U.S. - Iran Relations
Iran Nuclear Deal Critics Push Plan For ‘Global Economic Embargo’
Opponents of the Iran nuclear deal are pushing a proposal that calls for President Donald Trump to declare that Tehran has failed to comply with the agreement and to threaten an unprecedented economic embargo designed to rattle the regime.
The document, which has been circulating on Capitol Hill and in the White House, says the president should declare to Congress next month that the deal is no longer in the national security interest of the United States. Then the president would make clear his readiness to hit Iran with a “de-facto global economic embargo” if it failed to meet certain conditions over a 90-day period, including opening military sites to international inspectors.

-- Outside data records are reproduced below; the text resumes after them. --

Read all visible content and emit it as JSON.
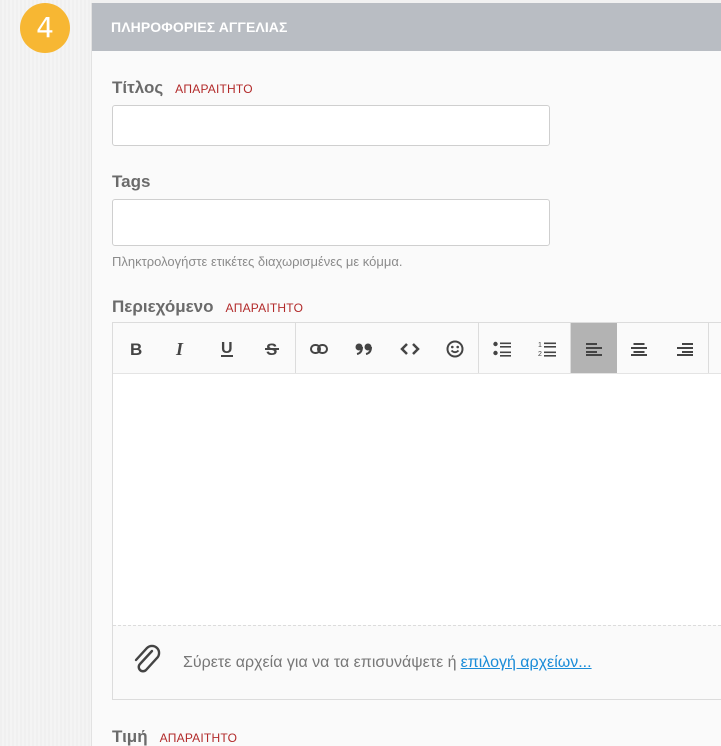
{
  "step": {
    "number": "4"
  },
  "panel": {
    "title": "ΠΛΗΡΟΦΟΡΙΕΣ ΑΓΓΕΛΙΑΣ"
  },
  "fields": {
    "title": {
      "label": "Τίτλος",
      "required": "ΑΠΑΡΑΙΤΗΤΟ",
      "value": ""
    },
    "tags": {
      "label": "Tags",
      "value": "",
      "help": "Πληκτρολογήστε ετικέτες διαχωρισμένες με κόμμα."
    },
    "content": {
      "label": "Περιεχόμενο",
      "required": "ΑΠΑΡΑΙΤΗΤΟ"
    },
    "price": {
      "label": "Τιμή",
      "required": "ΑΠΑΡΑΙΤΗΤΟ"
    }
  },
  "editor": {
    "toolbar": [
      "bold-icon",
      "italic-icon",
      "underline-icon",
      "strikethrough-icon",
      "link-icon",
      "quote-icon",
      "code-icon",
      "emoji-icon",
      "bullet-list-icon",
      "numbered-list-icon",
      "align-left-icon",
      "align-center-icon",
      "align-right-icon"
    ],
    "active_tool": "align-left-icon",
    "dropzone": {
      "text": "Σύρετε αρχεία για να τα επισυνάψετε ή",
      "link": "επιλογή αρχείων..."
    }
  },
  "colors": {
    "badge": "#f7b733",
    "header": "#b9bdc3",
    "required": "#b22a2a",
    "link": "#1a8cd8"
  }
}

“This would be a 21st century financial version of [John F.] Kennedy’s Cuba quarantine,” according to a copy of the proposal obtained by Foreign Policy. The embargo would involve reimposing sanctions lifted under the deal, as well as additional measures including restrictions on oil exports. (Foreign Policy)
US Military Readying a More Aggressive Approach Against Iran
The United States is looking to counter Iranian influence in the Middle East with a more aggressive approach in cyberspace.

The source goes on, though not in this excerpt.